In conclusion, we have reported a novel role of NGF in regulating GnRH release and testosterone synthesis by activating the TrkA signaling, which can robustly enhance the sexual function, improve the quality of the sperm and restored the fertility of aging male mice. NGF intranasal administration will be potentially developed to an alternative therapy for hypogonadotrophic hypogonadism and its related subfertility.

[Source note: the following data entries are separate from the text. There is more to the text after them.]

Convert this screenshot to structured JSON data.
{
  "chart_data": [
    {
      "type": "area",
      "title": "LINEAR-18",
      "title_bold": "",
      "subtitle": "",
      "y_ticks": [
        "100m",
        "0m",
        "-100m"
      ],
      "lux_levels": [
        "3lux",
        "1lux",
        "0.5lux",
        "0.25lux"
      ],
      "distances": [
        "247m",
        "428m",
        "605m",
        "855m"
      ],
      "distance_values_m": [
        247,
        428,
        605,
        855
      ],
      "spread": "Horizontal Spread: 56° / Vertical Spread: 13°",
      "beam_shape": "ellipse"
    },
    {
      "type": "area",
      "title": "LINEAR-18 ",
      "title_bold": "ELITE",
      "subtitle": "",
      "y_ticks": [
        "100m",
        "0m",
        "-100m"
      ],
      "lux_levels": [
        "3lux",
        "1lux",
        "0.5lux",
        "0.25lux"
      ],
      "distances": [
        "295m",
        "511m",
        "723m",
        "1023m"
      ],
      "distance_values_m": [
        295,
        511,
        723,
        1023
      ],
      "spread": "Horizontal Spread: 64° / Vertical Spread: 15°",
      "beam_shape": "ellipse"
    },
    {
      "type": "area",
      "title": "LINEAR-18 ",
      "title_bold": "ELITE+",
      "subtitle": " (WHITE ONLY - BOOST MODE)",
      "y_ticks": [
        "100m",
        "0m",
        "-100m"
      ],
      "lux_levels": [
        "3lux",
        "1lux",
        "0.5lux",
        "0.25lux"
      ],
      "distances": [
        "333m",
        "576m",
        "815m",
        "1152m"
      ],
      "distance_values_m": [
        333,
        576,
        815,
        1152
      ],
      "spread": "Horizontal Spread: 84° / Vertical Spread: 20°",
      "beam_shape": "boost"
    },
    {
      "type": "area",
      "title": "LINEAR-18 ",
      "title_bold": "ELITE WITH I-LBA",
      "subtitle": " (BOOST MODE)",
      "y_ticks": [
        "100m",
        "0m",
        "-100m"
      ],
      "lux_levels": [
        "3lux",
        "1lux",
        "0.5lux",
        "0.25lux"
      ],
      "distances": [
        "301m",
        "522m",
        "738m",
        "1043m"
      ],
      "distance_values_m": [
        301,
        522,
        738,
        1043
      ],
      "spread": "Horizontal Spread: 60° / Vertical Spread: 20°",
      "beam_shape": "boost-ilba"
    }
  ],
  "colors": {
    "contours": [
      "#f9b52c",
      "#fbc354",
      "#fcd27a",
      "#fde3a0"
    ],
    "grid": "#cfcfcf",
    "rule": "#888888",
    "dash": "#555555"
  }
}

Acknowledgements and funding sources

This work was supported by the grants of Guangdong Province Science and Technology Innovation Leading Scholar Fund (2015TX01R067), Natural Science Foundation of Guangdong Province (2015A030311010, 2015A030310132, 2018A030313473), the Science and Technology Plan Project of Guangzhou (No.201508020001, 2016A020214013), National Natural Science Foundation of China (No. 81373313,81730042), Wenzhou Science & Technology Bureau (ZS2017009), and National Natural Science Foundation of China (8187060765).

Conflicts of interest

There is no conflict of interest for all authors who share data and materials in this article.

Author contributions

Y.Y. and H.Y.D. designed research; L.J., Z.T.T. and Y.Y. performed research; L.Q.L, Y.D., X.Q. and S.Z.J. contributed new reagents or analytic tools; L. J. and Y.Y. analyzed data and wrote the paper; C.H.L., S.Z.J., G.R.S. and X.W. revised the manuscript; H.Y.D. supervised the experiments, revised and approved the manuscript.